Why Smaller Pharma Companies Are Missing Out on the Value of PAT by Andrew Anderson, Consultant | Innovator | Strategic Thinking | Problem Solving | Technology Development | Lean Processes | Influencing | Mentoring | Continuous

Scroll through LinkedIn and you'll see plenty of posts singing the praises of Process Analytical Technology (PAT) — the benefits, the productivity boosts, the data-driven insights. And, they're absolutely right. PAT has become a cornerstone of innovation and efficiency in pharma manufacturing.

But here’s what’s often left unsaid: most of these success stories come from Big Pharma.

Large pharmaceutical companies typically have the capital, infrastructure, and talent to implement robust PAT systems. Many of them use a combination of strategies: a traditional PAT setup supported by backup analytical labs, or increasingly, a hybrid model that blends PAT with mechanistic modeling. The latter is gaining traction and proving to be extremely effective.

Some organizations are even pushing boundaries by relying solely on mechanistic modeling without real-time physical measurement (a bold move), and in my view, a high-risk strategy. Skipping direct measurement in favor of purely theoretical models might offer cost savings, but it compromises process visibility and control.

The Challenge for Smaller Players

 

While these advances are exciting, they highlight a growing divide in the industry.

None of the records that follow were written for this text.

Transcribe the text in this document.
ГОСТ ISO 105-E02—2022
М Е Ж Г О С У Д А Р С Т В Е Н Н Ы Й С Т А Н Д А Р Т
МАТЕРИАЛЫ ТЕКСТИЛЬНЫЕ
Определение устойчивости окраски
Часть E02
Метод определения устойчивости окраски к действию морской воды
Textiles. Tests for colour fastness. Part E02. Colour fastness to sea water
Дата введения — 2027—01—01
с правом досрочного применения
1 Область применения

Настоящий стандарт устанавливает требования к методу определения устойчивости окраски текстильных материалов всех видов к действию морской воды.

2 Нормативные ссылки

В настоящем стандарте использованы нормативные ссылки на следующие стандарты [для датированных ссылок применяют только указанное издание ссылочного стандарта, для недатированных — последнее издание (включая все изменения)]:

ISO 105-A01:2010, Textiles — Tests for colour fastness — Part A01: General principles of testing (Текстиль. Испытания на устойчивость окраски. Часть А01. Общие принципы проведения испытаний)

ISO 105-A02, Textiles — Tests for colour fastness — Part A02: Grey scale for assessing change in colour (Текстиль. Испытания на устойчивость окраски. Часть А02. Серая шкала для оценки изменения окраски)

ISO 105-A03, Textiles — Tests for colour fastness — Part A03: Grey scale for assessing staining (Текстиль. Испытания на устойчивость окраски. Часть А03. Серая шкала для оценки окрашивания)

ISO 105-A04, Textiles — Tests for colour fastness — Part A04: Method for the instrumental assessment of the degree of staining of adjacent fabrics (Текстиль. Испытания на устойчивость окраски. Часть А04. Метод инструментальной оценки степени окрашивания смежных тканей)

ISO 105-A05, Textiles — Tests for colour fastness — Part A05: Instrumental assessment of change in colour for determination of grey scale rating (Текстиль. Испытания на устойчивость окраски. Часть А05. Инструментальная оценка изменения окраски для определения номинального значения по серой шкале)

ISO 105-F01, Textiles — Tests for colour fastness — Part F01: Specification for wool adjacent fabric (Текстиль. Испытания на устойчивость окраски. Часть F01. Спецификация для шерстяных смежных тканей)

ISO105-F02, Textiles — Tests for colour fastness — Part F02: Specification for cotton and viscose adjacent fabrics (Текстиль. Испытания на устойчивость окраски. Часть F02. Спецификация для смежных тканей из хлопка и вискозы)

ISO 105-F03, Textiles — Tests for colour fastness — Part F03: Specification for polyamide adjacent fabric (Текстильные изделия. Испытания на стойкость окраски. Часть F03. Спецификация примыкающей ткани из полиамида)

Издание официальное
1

Smaller pharma companies and CDMOs (Contract Development and Manufacturing Organizations) often don’t have PAT teams, or even a PAT process, in place. And that’s not just an oversight; it’s a symptom of deeper challenges:

 

  • High upfront costs:PAT requires specialized equipment, infrastructure, and training.
  • Ongoing maintenance:Once a model is built, it needs continuous validation and updates, which adds to the long-term cost.
  • Expertise gap:Recruiting and retaining PAT talent can be a major barrier for smaller organizations.

 

As a result, these companies are falling behind, unable to access the same level of process insight and optimization that their larger peers enjoy.

Moving Forward

 

If the industry is serious about digital transformation and continuous manufacturing, we need to address this gap. That might mean:

 

  • Developing cost-effective, scalable PAT solutions for smaller companies.
  • Creating shared infrastructure models, perhaps led by CDMOs or regional hubs.
  • Investing in training and support to build the necessary expertise outside of Big Pharma.

 

The future of pharmaceutical manufacturing shouldn’t be reserved for those with the deepest pockets. We need a more inclusive, accessible approach to PAT — one that brings innovation to the entire industry, not just the top tier.